There’s a loud crack. Out of nowhere a gust of wind blasts under the table umbrella, stressing the fabric to bursting point. All the water gathered on top cascades onto Neisha, almost like someone is tipping over a bucket. The napkins on our table blow onto the grass, the table itself rocks as the umbrella pole strains to escape from the hole in the middle. Neisha’s coffee cup rolls on its side and dumps its contents in her lap.
Neisha screams.
She jumps up and flaps her hands as if that will shake the water away. She’s dancing on the spot, squealing. Her hair is flattened against her scalp by the water from above. The tops of her legs are steaming as the coffee soaks into her jeans.

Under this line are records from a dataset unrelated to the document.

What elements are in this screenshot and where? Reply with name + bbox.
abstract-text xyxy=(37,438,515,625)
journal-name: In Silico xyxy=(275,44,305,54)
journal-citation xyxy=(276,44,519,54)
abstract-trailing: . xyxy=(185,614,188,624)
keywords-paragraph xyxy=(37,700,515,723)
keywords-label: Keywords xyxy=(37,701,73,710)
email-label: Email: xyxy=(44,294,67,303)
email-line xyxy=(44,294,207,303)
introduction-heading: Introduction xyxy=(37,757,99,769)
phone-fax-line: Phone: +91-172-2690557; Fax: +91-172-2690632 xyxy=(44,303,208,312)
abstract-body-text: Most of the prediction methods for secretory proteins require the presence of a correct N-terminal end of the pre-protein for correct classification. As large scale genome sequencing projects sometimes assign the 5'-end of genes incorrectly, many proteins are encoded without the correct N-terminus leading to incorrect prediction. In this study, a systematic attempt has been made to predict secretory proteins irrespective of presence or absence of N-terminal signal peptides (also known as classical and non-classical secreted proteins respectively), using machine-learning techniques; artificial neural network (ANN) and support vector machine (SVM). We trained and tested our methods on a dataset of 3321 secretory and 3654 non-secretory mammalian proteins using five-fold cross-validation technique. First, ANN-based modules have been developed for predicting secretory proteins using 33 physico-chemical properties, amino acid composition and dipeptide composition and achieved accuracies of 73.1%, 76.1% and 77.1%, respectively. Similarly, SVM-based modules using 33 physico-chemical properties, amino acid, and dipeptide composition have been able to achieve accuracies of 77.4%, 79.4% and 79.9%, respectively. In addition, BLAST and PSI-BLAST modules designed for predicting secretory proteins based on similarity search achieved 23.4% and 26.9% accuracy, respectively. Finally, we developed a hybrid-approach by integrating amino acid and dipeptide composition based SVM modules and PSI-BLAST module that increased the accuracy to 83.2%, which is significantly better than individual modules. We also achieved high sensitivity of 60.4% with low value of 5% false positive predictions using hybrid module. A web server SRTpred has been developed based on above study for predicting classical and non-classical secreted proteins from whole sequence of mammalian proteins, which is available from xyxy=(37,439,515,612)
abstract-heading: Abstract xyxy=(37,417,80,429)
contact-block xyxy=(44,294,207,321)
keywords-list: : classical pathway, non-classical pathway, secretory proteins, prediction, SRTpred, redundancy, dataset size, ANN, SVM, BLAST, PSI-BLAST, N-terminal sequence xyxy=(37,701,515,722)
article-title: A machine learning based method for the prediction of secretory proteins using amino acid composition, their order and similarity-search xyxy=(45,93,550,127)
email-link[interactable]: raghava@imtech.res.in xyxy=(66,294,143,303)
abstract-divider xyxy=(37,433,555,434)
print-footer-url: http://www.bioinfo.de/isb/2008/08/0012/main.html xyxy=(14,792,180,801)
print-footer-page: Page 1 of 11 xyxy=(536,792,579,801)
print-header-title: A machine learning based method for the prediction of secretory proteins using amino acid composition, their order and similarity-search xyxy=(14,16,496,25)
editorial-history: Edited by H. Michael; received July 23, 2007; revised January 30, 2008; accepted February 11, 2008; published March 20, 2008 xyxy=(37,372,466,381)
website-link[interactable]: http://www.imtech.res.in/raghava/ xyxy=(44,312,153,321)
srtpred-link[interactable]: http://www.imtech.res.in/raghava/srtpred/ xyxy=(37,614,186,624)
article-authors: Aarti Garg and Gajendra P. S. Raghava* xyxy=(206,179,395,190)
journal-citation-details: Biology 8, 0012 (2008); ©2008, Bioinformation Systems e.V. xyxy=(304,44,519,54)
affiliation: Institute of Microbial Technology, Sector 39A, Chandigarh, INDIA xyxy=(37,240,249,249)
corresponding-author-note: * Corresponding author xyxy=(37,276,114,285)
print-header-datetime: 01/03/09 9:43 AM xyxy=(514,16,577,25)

I grab a handful of napkins from the next table and hold them out toward her.
“Are you all right? Are you burned?”
The noise she’s making is halfway between laughing and crying.
After a couple of minutes dabbing at her hair and face and neck and legs, she’s calmed down enough to laugh about it. The woman in the café kiosk brings her another coffee, on the house, and a towel. Neisha dries herself properly, wipes the chair again, and sits down. The sun appears from behind the clouds and I can feel its warmth on my skin.
“Jesus Christ, what just happened? That was like an act of
God or something!”
Despite the sunshine, her words send a shiver down my spine. In a way I’m sure she’s right. It was deliberate. Someone made it happen. Someone in a jealous rage. And it reminds me how real all this is. Rob. He’s still here. He wants Neisha dead.
I thought I could keep her safe, but maybe I can’t.
“Neisha,” I say, “don’t go down to the lake. Will you promise me?”
She tips her head to one side. “I just think it’s something I’ve got to do.”
“Not today, then. And don’t go on your own. Take me with you. Promise me you won’t go on your own.”
“Okay,” she says, “I promise.”
She sips her coffee. I wish I had coffee not Coke now. I don’t even like the stuff, but I want to taste the same thing as her.
“I’d better be getting back, before Dad goes completely apeshit,” she says after a while.
Without the rain, there’s no excuse to huddle together, and we walk out of the park side by side, not quite touching. When our fingers accidentally bump, I look the other way, embarrassed. I’m itching to put my arm around her, draw her close, to walk in step with her, find the same rhythm. But I can’t … and I don’t need to. Her fingers find mine, threading in between so our hands join up like a zipper. And now I do look at her, just a glance. She’s face-forward, acting cool, like she holds hands with boys all the time. But the last boy she held hands with was Rob.